I have just finished reading Rudolf Okonkwo’s witty but illuminating piece, What Do Men Want? All the while I was laughing. I laughed not at Mr. Okonkwo and the people he wrote about, I laughed and laughed and laughed some more because I get asked the same question by women; and the men also ask “What do Women Want?” You get the feeling most men, and most women, are perplexed at what their partners wants.
But before I move on, I offer a disclaimer: this is not a direct response to Rudolf’s piece. All I have done, or all I am doing, is to take one of the points he raised and then run with it. This is simply another interpretation of what men and women want.
After all these years, I am not sure men and women truly know the answers. I doubt if men truly know what women want and if women truly know what men want. One could generalize; but really, both sexes would be better served if they looked at their partners as individuals and not as part of a larger group. I meant to say that men and women would be better off if only they would devote some time to getting to know the person in their lives, and to treat and relate to the person as “a person.”
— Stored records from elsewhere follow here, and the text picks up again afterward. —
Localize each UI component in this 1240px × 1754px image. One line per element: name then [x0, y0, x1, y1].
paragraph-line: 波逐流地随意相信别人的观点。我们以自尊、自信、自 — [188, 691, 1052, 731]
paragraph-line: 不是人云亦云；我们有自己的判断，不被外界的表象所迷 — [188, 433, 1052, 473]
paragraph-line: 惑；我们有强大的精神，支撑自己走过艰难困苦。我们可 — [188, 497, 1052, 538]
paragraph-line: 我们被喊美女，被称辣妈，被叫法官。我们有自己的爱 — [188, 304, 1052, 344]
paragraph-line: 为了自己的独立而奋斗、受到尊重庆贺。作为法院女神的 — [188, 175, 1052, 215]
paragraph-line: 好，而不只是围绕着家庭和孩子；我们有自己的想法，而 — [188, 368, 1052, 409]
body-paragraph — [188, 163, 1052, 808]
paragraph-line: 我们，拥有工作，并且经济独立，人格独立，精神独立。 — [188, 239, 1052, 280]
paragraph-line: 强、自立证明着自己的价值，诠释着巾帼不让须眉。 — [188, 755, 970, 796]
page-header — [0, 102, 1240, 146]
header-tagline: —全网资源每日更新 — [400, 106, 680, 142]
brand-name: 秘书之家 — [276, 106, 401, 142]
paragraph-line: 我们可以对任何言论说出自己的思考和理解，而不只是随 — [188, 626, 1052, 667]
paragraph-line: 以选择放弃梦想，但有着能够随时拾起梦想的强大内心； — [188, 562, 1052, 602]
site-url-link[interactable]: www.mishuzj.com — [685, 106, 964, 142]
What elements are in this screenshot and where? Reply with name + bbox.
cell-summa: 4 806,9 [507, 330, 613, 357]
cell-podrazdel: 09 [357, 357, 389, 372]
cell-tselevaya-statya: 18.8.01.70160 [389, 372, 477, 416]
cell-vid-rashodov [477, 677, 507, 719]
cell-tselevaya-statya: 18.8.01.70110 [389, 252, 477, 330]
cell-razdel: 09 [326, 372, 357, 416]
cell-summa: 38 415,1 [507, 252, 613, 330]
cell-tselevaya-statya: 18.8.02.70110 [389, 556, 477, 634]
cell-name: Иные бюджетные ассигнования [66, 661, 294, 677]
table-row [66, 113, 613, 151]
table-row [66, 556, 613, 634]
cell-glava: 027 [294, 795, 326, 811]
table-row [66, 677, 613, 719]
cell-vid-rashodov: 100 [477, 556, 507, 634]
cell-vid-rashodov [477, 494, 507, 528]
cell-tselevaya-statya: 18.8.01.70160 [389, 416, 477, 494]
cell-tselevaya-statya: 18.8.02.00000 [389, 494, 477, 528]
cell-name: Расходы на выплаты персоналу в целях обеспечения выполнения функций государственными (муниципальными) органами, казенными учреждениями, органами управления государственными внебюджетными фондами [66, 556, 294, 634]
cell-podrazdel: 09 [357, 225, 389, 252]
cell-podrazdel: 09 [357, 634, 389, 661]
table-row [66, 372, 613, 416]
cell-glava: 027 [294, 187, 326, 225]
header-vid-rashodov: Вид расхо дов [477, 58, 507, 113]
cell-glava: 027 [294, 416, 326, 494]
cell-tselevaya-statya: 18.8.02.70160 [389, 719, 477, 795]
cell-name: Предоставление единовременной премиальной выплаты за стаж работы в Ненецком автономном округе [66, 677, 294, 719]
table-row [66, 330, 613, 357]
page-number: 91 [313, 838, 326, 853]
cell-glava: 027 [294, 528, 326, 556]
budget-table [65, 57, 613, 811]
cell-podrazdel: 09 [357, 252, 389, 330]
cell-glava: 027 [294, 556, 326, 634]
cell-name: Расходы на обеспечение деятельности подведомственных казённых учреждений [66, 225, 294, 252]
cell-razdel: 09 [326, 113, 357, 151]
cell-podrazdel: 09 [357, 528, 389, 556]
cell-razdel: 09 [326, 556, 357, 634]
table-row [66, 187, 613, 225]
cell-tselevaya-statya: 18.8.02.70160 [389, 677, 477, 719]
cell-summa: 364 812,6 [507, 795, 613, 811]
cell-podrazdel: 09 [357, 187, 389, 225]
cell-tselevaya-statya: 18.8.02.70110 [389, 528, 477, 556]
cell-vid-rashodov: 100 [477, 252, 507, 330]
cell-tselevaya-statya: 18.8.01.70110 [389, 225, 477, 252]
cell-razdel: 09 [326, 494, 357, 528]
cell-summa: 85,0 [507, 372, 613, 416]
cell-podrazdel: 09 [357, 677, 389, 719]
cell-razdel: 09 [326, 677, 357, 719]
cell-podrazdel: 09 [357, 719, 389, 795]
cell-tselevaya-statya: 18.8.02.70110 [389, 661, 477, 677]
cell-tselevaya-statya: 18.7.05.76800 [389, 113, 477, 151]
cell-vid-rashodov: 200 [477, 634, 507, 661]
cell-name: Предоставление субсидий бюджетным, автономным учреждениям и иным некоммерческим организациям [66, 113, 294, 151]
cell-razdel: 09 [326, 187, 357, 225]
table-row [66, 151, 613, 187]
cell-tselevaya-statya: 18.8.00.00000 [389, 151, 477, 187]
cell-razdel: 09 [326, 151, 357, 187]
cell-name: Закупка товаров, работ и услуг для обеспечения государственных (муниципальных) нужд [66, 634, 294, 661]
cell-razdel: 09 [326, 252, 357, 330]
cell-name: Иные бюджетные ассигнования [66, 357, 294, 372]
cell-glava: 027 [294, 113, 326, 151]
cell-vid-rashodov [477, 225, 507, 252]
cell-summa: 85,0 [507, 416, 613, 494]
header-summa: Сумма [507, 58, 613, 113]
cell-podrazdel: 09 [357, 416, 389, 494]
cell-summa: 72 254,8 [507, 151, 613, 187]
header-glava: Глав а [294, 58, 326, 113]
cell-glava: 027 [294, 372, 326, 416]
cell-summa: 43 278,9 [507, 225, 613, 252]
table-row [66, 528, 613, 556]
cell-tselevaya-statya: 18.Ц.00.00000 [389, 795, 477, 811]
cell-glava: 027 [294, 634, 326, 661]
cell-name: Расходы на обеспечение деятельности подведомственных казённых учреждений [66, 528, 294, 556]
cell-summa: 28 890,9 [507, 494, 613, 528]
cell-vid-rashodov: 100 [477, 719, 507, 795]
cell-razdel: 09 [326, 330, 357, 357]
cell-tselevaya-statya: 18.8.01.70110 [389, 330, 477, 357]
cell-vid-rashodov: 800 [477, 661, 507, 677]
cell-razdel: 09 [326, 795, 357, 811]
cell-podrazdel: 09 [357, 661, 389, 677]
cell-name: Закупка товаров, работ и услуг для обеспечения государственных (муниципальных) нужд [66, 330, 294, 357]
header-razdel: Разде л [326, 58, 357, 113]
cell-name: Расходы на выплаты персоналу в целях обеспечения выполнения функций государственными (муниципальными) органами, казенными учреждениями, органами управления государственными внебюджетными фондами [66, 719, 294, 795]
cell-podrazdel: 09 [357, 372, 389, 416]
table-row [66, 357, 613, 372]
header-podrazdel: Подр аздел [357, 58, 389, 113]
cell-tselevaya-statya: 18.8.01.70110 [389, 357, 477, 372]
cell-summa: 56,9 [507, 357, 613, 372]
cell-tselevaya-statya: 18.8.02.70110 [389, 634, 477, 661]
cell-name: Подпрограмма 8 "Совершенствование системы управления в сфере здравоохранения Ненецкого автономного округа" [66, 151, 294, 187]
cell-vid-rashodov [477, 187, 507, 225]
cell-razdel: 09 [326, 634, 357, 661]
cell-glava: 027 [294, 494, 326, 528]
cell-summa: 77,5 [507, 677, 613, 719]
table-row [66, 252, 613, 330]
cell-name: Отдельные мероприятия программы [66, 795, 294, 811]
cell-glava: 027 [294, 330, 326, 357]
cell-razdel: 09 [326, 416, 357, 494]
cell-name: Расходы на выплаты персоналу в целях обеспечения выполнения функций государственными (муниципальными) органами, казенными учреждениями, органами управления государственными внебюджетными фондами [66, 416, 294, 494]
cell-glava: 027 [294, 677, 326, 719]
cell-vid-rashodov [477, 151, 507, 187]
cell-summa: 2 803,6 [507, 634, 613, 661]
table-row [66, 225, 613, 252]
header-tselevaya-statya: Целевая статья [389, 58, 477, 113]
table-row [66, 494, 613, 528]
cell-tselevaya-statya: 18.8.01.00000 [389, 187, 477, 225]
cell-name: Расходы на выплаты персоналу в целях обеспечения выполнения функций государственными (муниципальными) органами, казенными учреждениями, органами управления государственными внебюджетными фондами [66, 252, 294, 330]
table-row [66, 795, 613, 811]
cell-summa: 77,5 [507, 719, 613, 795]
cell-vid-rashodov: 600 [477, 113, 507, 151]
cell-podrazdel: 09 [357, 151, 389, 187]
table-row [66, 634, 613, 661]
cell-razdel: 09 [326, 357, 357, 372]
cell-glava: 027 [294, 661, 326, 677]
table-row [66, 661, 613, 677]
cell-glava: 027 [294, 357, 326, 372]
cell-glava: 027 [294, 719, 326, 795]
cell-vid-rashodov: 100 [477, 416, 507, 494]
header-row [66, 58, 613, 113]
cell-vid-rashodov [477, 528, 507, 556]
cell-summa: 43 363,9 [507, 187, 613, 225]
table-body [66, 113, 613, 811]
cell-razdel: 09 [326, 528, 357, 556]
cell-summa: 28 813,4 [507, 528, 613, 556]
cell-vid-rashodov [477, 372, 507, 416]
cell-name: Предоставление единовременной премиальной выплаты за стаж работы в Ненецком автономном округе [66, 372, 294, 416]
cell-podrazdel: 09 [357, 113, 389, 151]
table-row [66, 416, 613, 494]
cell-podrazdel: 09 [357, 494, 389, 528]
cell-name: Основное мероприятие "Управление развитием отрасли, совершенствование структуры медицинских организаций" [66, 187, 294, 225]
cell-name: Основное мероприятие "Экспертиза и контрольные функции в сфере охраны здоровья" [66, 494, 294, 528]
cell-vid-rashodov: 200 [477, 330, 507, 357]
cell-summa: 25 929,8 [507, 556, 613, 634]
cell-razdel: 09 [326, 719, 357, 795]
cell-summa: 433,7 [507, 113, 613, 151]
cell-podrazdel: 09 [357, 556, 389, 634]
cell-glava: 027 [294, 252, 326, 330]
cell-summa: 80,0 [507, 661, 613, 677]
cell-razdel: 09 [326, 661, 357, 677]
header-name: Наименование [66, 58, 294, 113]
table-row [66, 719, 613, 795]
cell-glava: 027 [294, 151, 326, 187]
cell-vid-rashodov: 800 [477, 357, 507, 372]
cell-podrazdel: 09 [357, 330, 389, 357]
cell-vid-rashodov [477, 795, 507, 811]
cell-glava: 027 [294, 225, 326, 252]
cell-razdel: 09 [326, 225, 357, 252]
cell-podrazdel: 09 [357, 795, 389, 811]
The way I see it, most people don’t even spend the time to get to know their partners before marriage. For such people, it is enough that their partner is from a good and well-to-do family, it is enough that their partner is from a religious and or spiritual family, it is enough that their partner is from their ethnic group, it is enough that their partner is educated and has a good job. And in most cases, it is enough that their partner meets the standards they have privately devised, and are available for marriage. Not too many people know who their partners truly are, and so most people marry strangers.
How many times have we seen “Mr. A” leave “Ms. M” for “Ms. Q” all because Ms. M is not from his ethnic group or because her family does not have the wealth, power and or influence of Ms. Q? In other word, some people marry the name and or the political and economic gain that might accrue to them. And in recent years, some people marry simply because the pastor said so or because the Holy Spirit directed then to do so. And so you have all these born-again marriages — marriages too weak to resist the vagaries of secular life. After all, more than 85% of married life is spend in the material world.
And then there are those who marry marriage, they marry the idea. Some people are not ready to be married but do so anyways just to satisfy family and societal expectations. But really, not everyone should be married; not everyone is the marrying type. Sadly such people would do everything it takes to be married — including lying to themselves and to others. These are the types of people who bail out at the slightest marital difficulty. After all, marriage is not easy. It is something you work on again and again and again. If you and your partner get it right, it is happiness; otherwise, it can be hell on earth.
One of the difficulties facing married Africans in the west is the (sometimes) insidious effect of modernization on the family unit. The expectations are different and taxing; and whether we are cognizant of it or not there is always a clash of culture — more so if one or both couples were adult before migrating to the West. Things we take for granted in Africa may not be applicable or be of any utility in the western world. It is easy, really easy to get lost and confused and depressed in a very individualistic society as the American society — a society that lacks most of the safety-net of the traditional African society.
Something else: most men are in a state of denial when it comes to relationships: they want their women to be “African women,” but sadly, most will not openly admit it for fear of being branded “African.” The fact is these men want their women in the mold of their mothers and grandmother — to cook and clean and raise babies and defer to them. Out in the open they deceive themselves by advocating for or openly professing “equality of maritality.” But once married, the African-seed comes to the fore.
And the women, in my generalized opinion, are too quick to resort to “westernism” in their dealings with their men (calling for equal this and equal and equal everything in their marriage). Some marriages are not even marriages in the true sense of the word; they are more like room-mate deals. If you’ve ever had a room-mate, you’ll know that most are doomed for failure from the word go.
And then there are women who have pent-up anger. After all these years, they have yet to forgive their fathers and grandfathers for subjugating and domesticating the women in their household. Woe befalls the man who dreams of “Africanizing” westernized-African women. Such women are cultural time bombs waiting to unleash their fury at the slightest mistake of their men.
The next time you are at it, ask your friends how many of them are genuinely happy to be married? Given the chance, how many would marry the man or woman they are currently married to? May be the time has come when we should try out short-term marriage: you sign contract for 2-4 years and then renew or discard it depending on how both partners feel, and what the cost and benefit of such a union is. Short-term or contract-to-contract marriage may solve some of the problems currently associated with traditional marriage in the western world.